Спросил он достаточно равнодушно. И я сразу поняла — знает. Кто ему рассказал? Зачем? Я точно не говорила, отвыкла уже ходить к нему со своими бедами. Сам отучил.
— В больнице.
Чай он взял. Налила я ему в ту же кружку, что и вчера Мари. Надо будет потом её выбросить — скажем негативу «нет!» А в то, что Гришка принёс мне позитив, тоже не верилось.
Гришка мялся. Мне даже жалко его стало. Не знает, бедняжка, как начать. А я его как облупленного знаю — ему проще втихаря пакостить, чужими руками — как с квартирой. И вижу, что сюрприз подготовил, но облегчать ему задачу не буду. А знала бы, что готовит, так вовсе убила бы. Прямо вот этой самой кружкой с ангелочком и забила бы до смерти.
— Со мной связались из социальной защиты. Инспектор. По делам несовершеннолетних. И что-то там ещё…— Я сжалась.
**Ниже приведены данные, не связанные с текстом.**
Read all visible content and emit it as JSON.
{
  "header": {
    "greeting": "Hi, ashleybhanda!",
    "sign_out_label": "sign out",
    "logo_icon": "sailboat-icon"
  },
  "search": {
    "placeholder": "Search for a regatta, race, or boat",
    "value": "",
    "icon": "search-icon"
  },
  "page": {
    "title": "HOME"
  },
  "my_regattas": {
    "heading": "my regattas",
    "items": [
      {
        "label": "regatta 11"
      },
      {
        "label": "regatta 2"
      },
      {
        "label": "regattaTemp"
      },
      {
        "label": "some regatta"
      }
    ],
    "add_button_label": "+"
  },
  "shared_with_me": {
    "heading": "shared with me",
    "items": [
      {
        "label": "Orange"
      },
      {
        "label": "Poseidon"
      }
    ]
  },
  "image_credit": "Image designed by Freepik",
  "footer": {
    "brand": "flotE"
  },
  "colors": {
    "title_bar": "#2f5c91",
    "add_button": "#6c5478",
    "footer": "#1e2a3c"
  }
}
Начало мне не нравилось. — Им жалобы поступили. Ты… по месту прописки не живёшь. Там — незнакомые люди. Не работаешь. Ипотеку как платишь? На панели подрабатываешь? А ребёнок… ты зачем накормила ребёнка фруктами, с её то диагнозом?
— Ты лжешь.
Внутри я кипела. Но чётко понимала — врёт. Конечно, он указан отцом Соньки. Тогда мне казалось, что это правильно. Но отыскать Гришку в городе ещё сложнее, чем меня.